主体 | 主語 | 述語 | 目的語 | 性質 | 態度(評価) | 感情 |
---|---|---|---|---|---|---|
* | 車椅子の人 |
|
|
権利 | 嫌われる(乗れない) | * |
「カルディアスの板」を図式化してみる。
主体 | 主語 | 述語 | 目的語 | 性質 | 態度(評価) | 感情 |
---|---|---|---|---|---|---|
社会 | 難破船の遭難者 |
|
|
権利 | 許される(殺されない) | 有 |
実のところ、「性質」が「主体」と「感情」を繋いでいることがわかる。
「カルディアスの板」は法学上「緊急避難」の例とされ、「正当防衛」とともに違法性が阻却される事由であるが、そういうことではなく、「懐疑派」のカルディアスが、哲学的に思弁するがゆえに、言及したことである。すなわち、哲学の言及構造そのものに言及したと思いたい。それは社会的にあらかじめ決定されていなければならない。
- 権利(利益の主張の正当性)は平等に付与されている
- 或る先行利益がある
(或る遭難者は難破船の板を掴んだ) - それは偶然に係る
(海に等しく投げ出されたとき、難破船の板は偶々目の前に流れていた) - その「偶然」は偶然にかかる
(船が遭難することは予定していなかった) - その先行利益は正当に評価される
(その板は、先に掴んだ者に帰属する) - 付与される利益の不平等を正当化する
(同じように偶々海に投げ出されたものは殺されても仕方がない)
「殺人」という故意が問われるのだが、二重の偶然を通して(予期に関して責任:社会的不利益命令を問う)「過失」化して、その「過失」は問えない(不利益を命令されない)と飛躍しているような印象を持つ。
言い換えると、意志が浄化されている。故意の反対は過失だが、この過失の反対が(故意に返らずに)「意志でないもの」ではない、となって、これに言及して「「過失」ではない」利益を導いている。二重化する意義がここにある。
だから、「殺されても仕方がない」のだが、まるで「死んでも仕方がない」と言っているような印象を与え、実際、そういう受け止められ方をするだろう。
これには、中世カトリック神学の二重規範、20世紀の「トロッコ問題」と同じく様々なバリエーションを生みそうである。
そこで、車椅子利用者のエレベーター搭乗問題が、そのバリエーション足りえるかを考えることになりそうです。
- 今、エレベーターには1人が搭乗する分の余裕しか残っていない。
- 車椅子が搭乗するには2人分の余裕が必要であり、誰かが、先行利益を放棄しなければならない。

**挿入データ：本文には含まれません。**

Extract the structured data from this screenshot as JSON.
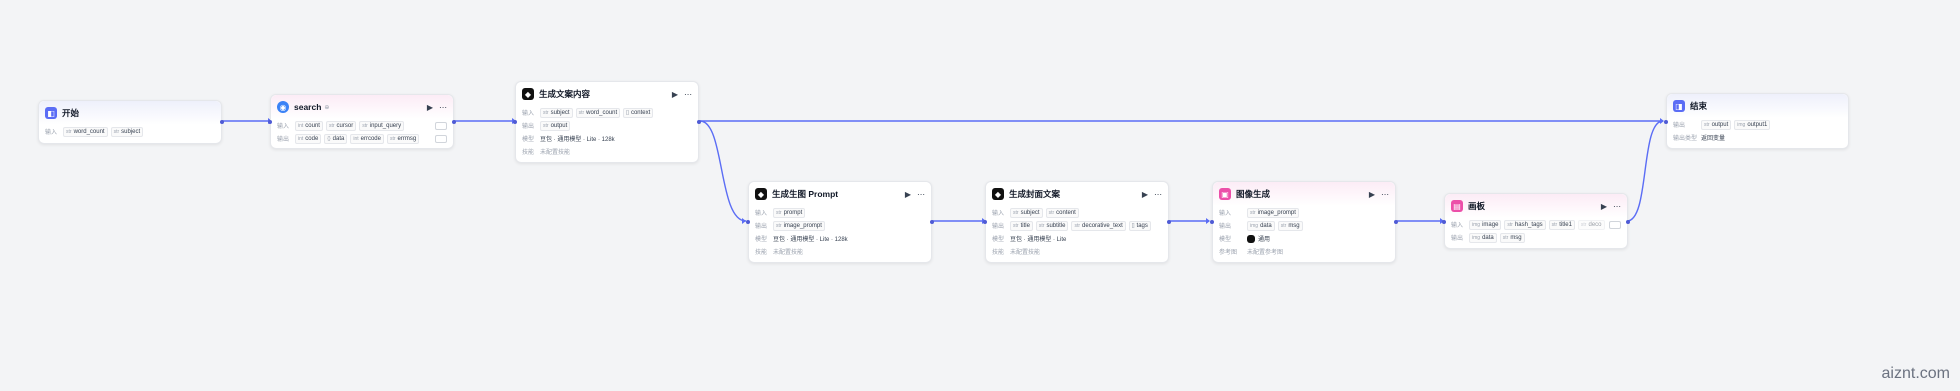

- このとき、後方から1人、その「板」にしがみついた。
この「板」に関して、誰の先行利益の主張を代弁すべきでしょうか。
これはあくまで偶然の問題であり、したがって社会決定に係る問題ですが、(「カルディアスの板」と異なり、目的と成る事実そのものではなく)主語と成る事実乃至言及そのもの※が偶有性を付随しています。
※カルディアスの板の大前提(1)として宣言されていたことは権利の平等であるが、これは遭難者が「等しく、板を掴める」ことに根ざしていた。
ここで「等しく、利益を有する」ことは、「言及」のレベルに後退する。
すなわち、板の「発見」、板への「接近」、板を「掴む」の条件が等しくないからであり、最初の「発見」に関して「先取権」を有するかが問われている。
このとき、健常者が「無過失責任を負う」とすると、すでに搭乗している者の中での「先行利益」を認める必要が出る。その「先行利益」はあくまで偶然であって、いまだ「潜在利益」でリスクが確定していなかっただけであったことになる。エレベーターのドアが閉まる前に「発見」されなければ、初めて「確定」となる。つまり、「早く閉まれ」と言えば済むわけでもない。なぜなら、「接近」に不平等があるから、「カルディアスの板」とならない。
だから、社会的多様性の問題となります。
暗黙の了解を声高に確認したときに催すものは、癪に障る、というレベルの話です。
「癪」ですから病気です。
感情問題ですから、「社会的病弊」と言います。
難しい問題ですよ。誰だって固有の事情を抱えていますからね。
それでも社会的規範として確立できるかどうかです。